Brodsky v. Hibel

Blackmar, J.

Plaintiff stepped into a coal hole in front of and appurtenant to defendants’ premises and badly sprained his ankle and bruised his leg and chest, for which he recovered damages in an action tried by the court without a jury, and defendants appeal.

The facts alleged in the complaint state a cause of action either for nuisance or negligence. The plaintiff, at the end of his case, without being required by the court, elected to stand on negligence. Subsequently, with permission of the court, he withdrew the election. No point is made of this on appeal; but it gives me an opportunity to state my theory of pleading.

The Code nowhere requires a pleader to state any theory of liability on which he relies. In fact, it forbids it; for it provides that the plaintiff shall state the facts constituting the cause of action. He is not required or permitted to put a label on the facts. If the facts stated show liability for creating or maintaining a nuisance, then the action is in nuisance. If they *314show liability for negligence, then the action is in negligence. If the facts show both nuisance and negligence, the plaintiff may proceed on both theories. It may be that the case lies so near the dividing line that it cannot be told whether the facts established show nuisance or negligence until the tribunal passes on them. The notion that a party may be compelled to elect the theory on which he proceeds is a survival of the effete idea that a party should win or lose according to the success of his counsel in guessing what theory of law the court that tries the case will adopt. Our modern practice requires that facts only, and not theories, be pleaded. An election may be required when one claim is entirely inconsistent with another. This is not the case with nuisance and negligence, for both may exist at the same time on the same state of facts.

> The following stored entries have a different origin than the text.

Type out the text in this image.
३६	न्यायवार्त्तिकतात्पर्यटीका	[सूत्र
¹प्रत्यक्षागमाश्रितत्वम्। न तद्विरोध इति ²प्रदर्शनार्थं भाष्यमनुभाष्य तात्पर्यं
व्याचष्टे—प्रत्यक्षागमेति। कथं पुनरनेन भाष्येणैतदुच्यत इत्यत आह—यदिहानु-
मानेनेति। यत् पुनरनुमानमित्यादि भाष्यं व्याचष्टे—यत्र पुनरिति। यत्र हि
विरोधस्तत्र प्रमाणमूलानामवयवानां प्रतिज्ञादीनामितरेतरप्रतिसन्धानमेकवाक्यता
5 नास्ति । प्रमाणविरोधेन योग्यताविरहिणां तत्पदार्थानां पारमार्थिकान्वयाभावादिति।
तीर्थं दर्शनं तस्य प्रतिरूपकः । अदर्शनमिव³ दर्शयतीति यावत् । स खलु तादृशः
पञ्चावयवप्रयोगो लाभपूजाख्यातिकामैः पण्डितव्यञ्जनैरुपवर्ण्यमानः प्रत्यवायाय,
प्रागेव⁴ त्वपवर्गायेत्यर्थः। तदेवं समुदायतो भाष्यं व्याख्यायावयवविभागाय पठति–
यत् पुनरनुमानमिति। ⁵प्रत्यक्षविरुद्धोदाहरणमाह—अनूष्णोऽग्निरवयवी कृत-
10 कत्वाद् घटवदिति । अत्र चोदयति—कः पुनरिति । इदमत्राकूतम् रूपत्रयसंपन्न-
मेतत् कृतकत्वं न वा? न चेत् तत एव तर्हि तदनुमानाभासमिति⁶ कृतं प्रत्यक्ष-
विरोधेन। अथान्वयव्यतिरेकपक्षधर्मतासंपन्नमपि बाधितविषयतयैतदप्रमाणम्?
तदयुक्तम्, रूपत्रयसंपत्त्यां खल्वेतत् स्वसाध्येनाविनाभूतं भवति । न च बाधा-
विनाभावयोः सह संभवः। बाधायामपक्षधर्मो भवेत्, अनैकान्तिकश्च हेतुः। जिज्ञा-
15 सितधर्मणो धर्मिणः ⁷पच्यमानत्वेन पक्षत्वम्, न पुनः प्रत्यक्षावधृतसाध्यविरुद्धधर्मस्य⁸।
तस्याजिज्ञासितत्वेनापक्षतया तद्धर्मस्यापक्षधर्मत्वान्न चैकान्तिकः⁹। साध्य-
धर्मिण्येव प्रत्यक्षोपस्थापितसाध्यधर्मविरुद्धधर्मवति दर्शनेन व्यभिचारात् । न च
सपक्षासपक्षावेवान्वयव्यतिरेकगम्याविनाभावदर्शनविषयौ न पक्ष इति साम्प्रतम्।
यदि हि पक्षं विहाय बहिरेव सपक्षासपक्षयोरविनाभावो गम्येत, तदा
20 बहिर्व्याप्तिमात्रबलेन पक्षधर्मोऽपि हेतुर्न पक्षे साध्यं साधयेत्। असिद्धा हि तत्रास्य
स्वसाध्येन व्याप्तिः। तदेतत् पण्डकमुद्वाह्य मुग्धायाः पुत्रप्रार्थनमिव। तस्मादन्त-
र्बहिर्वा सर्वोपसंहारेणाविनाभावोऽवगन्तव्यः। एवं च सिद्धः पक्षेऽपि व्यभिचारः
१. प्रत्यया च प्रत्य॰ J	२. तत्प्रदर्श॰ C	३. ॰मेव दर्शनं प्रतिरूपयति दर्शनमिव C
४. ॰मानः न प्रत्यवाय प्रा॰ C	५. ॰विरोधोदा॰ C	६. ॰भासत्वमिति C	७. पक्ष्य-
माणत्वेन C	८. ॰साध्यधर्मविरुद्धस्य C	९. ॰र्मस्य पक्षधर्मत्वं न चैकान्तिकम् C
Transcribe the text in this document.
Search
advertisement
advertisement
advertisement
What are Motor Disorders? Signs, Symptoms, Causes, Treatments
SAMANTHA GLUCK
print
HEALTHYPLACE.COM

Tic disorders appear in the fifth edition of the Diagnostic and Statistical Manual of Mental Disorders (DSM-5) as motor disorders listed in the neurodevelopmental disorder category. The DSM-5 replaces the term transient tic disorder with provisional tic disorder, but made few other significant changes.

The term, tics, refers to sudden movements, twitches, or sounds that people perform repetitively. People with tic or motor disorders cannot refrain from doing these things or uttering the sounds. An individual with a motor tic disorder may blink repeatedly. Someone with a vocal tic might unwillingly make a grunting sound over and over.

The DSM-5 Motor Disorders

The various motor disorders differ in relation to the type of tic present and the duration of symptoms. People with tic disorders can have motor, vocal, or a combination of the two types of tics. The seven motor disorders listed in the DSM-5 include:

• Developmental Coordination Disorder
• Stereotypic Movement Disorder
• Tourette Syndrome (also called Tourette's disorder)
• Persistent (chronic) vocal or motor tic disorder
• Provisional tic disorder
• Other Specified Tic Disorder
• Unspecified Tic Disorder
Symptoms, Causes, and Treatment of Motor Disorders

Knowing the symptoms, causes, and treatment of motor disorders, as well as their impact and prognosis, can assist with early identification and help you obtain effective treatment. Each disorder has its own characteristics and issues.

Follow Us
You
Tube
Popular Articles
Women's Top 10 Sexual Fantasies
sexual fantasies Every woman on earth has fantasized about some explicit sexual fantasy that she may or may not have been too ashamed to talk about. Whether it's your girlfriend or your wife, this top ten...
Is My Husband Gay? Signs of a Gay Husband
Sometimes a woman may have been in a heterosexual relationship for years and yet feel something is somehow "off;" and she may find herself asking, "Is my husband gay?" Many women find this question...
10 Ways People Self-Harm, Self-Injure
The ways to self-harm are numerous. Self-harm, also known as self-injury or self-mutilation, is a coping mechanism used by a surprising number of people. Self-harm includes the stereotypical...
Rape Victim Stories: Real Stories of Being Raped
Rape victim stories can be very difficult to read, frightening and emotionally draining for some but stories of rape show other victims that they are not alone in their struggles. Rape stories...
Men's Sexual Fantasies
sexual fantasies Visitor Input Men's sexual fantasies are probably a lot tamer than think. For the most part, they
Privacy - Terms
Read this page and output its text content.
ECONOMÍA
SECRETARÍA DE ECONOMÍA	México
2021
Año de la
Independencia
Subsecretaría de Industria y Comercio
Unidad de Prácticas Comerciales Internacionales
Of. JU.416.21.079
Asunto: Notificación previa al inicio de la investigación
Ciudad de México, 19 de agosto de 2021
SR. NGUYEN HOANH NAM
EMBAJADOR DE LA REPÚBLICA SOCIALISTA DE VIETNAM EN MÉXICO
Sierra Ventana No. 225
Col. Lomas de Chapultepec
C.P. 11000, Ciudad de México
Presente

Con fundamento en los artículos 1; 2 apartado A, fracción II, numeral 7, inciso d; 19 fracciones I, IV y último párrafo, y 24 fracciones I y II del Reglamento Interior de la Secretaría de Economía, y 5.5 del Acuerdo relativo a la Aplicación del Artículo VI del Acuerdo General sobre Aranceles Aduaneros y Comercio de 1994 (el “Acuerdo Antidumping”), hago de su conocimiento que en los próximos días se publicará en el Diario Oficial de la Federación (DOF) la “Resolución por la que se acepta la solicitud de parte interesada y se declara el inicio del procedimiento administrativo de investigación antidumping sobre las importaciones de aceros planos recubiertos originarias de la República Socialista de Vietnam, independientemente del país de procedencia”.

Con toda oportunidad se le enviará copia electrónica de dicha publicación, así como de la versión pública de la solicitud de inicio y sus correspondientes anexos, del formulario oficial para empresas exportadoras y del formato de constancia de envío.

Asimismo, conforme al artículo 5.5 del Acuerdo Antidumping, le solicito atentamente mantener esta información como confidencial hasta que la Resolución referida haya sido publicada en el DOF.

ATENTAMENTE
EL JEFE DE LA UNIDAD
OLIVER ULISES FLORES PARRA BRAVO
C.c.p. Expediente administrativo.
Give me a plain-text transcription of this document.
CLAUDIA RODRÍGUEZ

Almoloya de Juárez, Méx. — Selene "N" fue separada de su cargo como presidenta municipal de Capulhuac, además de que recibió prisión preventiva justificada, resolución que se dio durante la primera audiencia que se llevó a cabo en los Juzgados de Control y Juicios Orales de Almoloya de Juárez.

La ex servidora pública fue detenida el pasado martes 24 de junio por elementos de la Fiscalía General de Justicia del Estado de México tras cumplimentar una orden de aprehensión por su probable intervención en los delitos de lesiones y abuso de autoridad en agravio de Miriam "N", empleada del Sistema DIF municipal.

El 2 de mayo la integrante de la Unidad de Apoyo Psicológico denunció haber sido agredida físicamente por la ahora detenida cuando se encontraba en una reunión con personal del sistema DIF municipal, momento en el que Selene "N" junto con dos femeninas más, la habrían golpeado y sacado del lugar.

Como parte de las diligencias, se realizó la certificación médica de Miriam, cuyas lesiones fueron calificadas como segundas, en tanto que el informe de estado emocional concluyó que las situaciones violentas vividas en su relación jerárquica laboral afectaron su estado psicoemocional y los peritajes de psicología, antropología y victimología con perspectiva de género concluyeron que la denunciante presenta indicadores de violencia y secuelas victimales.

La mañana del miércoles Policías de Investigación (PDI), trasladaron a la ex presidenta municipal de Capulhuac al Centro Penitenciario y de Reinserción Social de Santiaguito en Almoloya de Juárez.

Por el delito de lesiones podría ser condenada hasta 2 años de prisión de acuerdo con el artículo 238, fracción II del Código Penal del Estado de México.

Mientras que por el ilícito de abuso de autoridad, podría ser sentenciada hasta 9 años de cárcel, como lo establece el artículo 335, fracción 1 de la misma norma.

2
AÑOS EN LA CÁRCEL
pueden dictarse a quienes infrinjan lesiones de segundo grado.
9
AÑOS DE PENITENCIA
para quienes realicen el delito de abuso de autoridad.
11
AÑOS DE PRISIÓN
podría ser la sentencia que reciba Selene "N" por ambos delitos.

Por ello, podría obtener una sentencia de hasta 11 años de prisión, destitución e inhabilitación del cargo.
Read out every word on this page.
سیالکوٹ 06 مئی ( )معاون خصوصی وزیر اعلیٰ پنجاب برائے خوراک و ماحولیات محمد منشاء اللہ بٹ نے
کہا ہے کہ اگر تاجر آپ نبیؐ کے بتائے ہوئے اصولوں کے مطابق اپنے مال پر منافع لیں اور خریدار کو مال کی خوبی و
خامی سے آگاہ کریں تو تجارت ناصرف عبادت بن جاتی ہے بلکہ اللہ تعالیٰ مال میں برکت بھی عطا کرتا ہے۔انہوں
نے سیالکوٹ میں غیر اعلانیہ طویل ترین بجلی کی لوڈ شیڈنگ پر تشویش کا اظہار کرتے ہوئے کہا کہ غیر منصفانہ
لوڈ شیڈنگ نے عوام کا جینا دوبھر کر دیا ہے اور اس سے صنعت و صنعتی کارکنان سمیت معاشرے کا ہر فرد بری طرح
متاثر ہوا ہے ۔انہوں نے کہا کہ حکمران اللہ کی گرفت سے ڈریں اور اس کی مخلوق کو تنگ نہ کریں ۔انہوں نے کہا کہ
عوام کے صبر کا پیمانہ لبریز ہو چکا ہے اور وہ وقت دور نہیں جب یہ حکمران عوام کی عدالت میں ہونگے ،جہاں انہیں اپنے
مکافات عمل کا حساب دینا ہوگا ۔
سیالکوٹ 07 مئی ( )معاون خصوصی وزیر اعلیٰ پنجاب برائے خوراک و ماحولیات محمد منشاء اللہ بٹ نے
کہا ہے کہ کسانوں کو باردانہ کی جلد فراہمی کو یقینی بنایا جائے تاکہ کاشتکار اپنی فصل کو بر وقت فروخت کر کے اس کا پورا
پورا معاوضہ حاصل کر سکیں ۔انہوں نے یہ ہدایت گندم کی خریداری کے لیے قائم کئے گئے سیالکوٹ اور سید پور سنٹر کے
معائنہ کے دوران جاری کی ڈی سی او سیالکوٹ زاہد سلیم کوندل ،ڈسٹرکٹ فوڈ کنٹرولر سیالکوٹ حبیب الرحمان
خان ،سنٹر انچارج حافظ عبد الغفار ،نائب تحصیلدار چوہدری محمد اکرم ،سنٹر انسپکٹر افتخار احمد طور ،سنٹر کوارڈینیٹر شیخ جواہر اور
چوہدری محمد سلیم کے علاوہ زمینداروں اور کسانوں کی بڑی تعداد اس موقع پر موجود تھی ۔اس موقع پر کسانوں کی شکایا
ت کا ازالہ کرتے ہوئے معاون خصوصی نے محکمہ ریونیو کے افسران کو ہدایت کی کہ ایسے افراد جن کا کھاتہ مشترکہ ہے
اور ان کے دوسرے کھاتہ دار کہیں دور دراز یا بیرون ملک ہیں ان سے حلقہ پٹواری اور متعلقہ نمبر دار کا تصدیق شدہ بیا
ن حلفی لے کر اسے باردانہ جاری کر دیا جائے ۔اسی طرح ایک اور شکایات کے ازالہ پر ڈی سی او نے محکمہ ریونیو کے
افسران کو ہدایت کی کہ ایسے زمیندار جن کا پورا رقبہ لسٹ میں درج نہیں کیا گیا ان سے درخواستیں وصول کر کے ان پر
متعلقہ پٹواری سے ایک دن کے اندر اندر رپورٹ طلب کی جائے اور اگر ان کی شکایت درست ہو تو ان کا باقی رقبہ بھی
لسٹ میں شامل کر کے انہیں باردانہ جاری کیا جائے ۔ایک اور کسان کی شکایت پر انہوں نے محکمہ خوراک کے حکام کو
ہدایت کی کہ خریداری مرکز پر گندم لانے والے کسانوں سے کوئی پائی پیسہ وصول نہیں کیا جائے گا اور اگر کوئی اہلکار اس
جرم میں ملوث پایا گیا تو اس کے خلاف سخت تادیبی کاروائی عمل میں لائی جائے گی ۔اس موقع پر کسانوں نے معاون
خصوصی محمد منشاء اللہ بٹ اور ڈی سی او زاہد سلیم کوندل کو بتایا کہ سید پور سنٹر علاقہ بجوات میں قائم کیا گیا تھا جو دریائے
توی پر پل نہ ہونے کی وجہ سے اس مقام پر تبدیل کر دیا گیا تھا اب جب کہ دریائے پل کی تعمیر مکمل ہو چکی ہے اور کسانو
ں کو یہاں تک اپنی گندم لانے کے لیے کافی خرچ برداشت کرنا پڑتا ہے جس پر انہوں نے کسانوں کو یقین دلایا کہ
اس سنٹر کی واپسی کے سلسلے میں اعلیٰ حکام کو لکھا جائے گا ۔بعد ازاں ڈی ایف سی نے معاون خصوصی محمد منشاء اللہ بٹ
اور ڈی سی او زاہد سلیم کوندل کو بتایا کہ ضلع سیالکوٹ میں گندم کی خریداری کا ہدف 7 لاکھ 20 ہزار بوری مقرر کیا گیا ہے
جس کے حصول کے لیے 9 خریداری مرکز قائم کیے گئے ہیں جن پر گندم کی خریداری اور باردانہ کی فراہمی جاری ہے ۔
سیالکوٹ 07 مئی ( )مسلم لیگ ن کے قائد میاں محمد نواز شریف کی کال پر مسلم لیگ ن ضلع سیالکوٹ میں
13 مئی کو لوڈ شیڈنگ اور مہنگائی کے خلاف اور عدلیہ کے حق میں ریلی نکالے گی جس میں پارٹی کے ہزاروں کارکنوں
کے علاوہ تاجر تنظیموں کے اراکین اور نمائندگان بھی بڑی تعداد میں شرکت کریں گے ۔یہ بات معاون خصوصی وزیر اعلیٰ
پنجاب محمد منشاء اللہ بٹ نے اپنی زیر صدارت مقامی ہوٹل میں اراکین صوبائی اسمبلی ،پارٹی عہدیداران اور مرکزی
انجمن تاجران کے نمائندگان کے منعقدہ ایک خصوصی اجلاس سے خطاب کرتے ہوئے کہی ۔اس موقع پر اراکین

The cover of the coal hole was broken and partly gone. It was before a shop where wagons and trucks were built, and evidently heavy vehicles were accustomed to be drawn over it. It had been cracked for two years and mended with tin and sheet iron; and on the night in question there was a hole in it large enough to admit plaintiff’s foot. There was no evidence of municipal authority to construct the coal hole; although, in Kuechenmeister v. Brown, 13 Misc. Rep. 139, reversed without considering the point in 1 App. Div. 56, a divided appellate term, apparently overruling Clifford v. Dam, 81 N. Y. 52, held that, without being pleaded, municipal consent could be inferred from the existence of the hole for a year.

I think there is evidence to sustain plaintiff’s cause of action on either theory; but, beyond question, in view of the fact that the cover was located where vehicles passed over it in going to a wagon and truck shop and that it was cracked and mended with sheet *315iron and tin, and a substantial part of it missing on the night in question, the facts showed negligence.

The appellant complains that the judge participated in the examination of witnesses. To sustain his complaint on this ground would be to hold that a judge, sitting as a trier of facts, had no duty to try to find out what the facts are.

Callaghan and Kapper, JJ., concur.

Judgment affirmed, with twenty-five dollars costs.